Reintjes ist Gründungsmitglied des Braunschweiger Vereins „Friends For Life“. „Alle Kosten tragen wir selbst“, sagt Reintjes, „die Spenden, die wir sammeln, gehen zu 100 Prozent an soziale Zwecke.“
Ganz vorn steht da das Waisenhaus von Greer Brewer in Südafrika. „Das erste Baby hat sie im Straßengraben gefunden“, erzählt Reintjes noch immer tief bewegt. „Eine unerhört couragierte Frau, ein unglaubliches Projekt“, ist der Extremsportler beeindruckt, „wir sammeln gern und intensiv dafür. Und jeder Cent kommt an“.
Vielleicht dient der soziale Zweck ja auch ein wenig als Deckmantel, um den Irrsinn des Extremsports überhaupt erklären zu können? „Na ja“, räumt der Mediziner ein, „nicht alle in meiner Umgebung sind immer nur begeistert von meiner Leidenschaft.“ So musste er seiner Frau versprechen, nicht mehr als einen längeren Etappenlauf im Jahr zu machen; und die achtjährige Tochter zieht lieber Ballett- als Laufschuhe an. „Das Familienleben geht vor“, versichert der Arzt. Wenn also gerade keine Tour ansteht, macht er „nur“ sein normales Training, so rund 80 Kilometer in der Woche – Minimum. In der Vorbereitungszeit wird das gern verdoppelt.
Frank Reintjes hat Fotos herausgesucht – winzig kleine Läufer in riesigen Weiten vor atemberaubenden Kulissen. Seine Augen leuchten, wenn er von sternenklaren Nächten in unberührter Natur erzählt.

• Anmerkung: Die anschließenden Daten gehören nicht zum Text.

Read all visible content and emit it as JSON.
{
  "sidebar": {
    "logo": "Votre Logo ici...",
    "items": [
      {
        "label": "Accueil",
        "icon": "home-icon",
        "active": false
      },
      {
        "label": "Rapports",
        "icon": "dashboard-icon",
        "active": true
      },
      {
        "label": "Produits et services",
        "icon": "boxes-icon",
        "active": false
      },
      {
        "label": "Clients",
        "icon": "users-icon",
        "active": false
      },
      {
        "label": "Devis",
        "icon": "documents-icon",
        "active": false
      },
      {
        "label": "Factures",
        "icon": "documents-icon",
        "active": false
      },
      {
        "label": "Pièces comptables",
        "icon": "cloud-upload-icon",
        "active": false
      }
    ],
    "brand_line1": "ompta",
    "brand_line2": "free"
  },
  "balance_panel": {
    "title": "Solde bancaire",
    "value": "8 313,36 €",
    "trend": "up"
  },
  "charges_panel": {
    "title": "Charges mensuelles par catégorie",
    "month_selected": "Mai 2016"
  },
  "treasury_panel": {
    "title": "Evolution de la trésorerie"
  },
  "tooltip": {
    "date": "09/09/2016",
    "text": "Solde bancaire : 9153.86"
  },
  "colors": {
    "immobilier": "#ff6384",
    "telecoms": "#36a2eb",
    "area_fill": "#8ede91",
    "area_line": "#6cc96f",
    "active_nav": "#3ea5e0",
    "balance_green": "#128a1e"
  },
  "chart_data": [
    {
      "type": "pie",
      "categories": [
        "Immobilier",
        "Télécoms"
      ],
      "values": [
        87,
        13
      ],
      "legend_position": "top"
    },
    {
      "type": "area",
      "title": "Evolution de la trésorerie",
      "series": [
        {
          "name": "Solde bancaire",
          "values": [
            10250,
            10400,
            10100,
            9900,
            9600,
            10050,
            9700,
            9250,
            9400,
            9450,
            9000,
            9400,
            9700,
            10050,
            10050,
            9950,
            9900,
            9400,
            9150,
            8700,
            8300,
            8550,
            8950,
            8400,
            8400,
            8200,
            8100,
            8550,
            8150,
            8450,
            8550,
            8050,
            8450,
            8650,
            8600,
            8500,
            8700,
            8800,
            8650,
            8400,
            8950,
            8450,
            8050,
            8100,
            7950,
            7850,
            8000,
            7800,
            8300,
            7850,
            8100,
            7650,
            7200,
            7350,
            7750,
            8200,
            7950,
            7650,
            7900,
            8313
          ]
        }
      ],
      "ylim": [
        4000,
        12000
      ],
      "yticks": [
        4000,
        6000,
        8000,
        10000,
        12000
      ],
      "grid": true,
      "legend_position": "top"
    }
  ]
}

Aber er zeigt auch Fotos von blutenden Fersen, zerschundenen Füßen, schmerzverzerrten Gesichtern.

Kraft für den Alltag

„Daraus wächst eine Grundzuversicht“, fasst Frank Reintjes den Zauber des Extremsports zusammen. „Es gibt tiefe Täler, in denen du nicht weißt, woher du die Kraft für den nächsten Schritt nehmen sollst, aber du weißt, wenn du durchhältst, wird es besser. Du bist einfach nicht mehr so verzweifelt. Und diese Grundzuversicht gibt extrem viel Kraft auch im Alltag“.